Unless my shoes are beyond of me in the evolution of transportation, their function should be to lift and move in a forward manner – and do so on my command. These shoes, these shoes that I am wearing, the brown and tattered ones, slide. They come together and the spread in unpredictable fashion and slide this way and that, all without me ever lifting my foot. It is something of a precarious predicament I find myself in when my shoes move on their own. I am none to small and my balance, the balance I assume I should have received in the genetic line up, was given in double share to someone else.

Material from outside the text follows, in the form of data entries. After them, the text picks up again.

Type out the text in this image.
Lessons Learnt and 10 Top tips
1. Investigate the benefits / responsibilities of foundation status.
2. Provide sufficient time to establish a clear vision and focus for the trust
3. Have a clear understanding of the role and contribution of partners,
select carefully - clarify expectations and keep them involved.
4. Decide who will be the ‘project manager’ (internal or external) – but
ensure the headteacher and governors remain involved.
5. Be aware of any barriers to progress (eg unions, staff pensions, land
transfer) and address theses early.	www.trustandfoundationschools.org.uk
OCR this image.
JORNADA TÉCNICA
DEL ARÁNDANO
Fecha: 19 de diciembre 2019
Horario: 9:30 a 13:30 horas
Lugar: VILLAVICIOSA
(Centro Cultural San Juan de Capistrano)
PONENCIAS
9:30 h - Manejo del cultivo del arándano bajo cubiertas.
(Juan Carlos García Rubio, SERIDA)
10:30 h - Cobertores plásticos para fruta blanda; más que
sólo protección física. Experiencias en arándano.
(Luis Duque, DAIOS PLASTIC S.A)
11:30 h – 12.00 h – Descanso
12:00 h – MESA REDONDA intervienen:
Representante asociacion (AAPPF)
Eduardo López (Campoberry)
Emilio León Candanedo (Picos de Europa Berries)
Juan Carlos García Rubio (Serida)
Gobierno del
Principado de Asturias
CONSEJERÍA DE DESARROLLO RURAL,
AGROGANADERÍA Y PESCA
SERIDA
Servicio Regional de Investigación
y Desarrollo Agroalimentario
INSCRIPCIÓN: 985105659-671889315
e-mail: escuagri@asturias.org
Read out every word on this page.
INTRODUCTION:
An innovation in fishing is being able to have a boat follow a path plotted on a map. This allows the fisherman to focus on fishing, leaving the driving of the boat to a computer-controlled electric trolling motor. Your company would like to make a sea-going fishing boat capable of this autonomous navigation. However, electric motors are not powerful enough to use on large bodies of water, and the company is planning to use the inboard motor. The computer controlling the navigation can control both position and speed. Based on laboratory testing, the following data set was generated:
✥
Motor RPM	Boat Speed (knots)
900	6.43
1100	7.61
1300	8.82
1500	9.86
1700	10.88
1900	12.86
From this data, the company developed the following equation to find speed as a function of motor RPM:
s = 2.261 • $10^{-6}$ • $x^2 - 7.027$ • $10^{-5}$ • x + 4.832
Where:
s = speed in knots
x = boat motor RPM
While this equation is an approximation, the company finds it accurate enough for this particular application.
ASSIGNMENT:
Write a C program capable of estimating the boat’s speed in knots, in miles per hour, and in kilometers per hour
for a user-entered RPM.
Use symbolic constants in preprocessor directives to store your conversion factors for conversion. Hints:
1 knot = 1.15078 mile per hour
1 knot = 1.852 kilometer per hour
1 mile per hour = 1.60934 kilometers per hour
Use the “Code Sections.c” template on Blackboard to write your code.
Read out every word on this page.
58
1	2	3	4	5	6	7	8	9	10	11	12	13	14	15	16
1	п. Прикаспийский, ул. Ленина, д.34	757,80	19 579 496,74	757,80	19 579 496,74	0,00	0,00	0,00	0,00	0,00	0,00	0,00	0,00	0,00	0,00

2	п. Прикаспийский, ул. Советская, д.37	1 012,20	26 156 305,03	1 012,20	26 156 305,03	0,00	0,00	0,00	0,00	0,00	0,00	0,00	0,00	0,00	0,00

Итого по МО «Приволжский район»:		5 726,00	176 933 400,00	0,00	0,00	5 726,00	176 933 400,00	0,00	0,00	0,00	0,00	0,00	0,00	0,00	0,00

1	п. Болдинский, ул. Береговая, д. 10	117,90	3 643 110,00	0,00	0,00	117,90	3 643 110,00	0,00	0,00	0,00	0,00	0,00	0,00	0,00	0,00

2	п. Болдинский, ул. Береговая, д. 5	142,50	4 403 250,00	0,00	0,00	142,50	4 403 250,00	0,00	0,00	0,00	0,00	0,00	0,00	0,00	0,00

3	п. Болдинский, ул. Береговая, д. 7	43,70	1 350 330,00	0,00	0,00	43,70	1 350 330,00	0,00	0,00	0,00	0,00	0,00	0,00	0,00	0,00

I feel somewhat silly, when battling with my shoes, taking so tiny a step and lifting my foot so terribly high, while all shapes of classmates whiz by me on their wonderfully treaded soles. Even on the sand the shoes will sometimes slide – jerking forward while I convulse in their air, beating my arms wildly as if flying were a more feasible way to transport.
And now we have the mud. Mud generally does not stay around as long as the ice, but then again, the ice didn’t used to stay around so long either. It may be time to retire my shoes to that growing bin in my closet of all shoes past and present and seek out a pair with sticking powers; these shoes have been through a lot with me though, and I’ve grown attached to these shoes, so brown and tattered.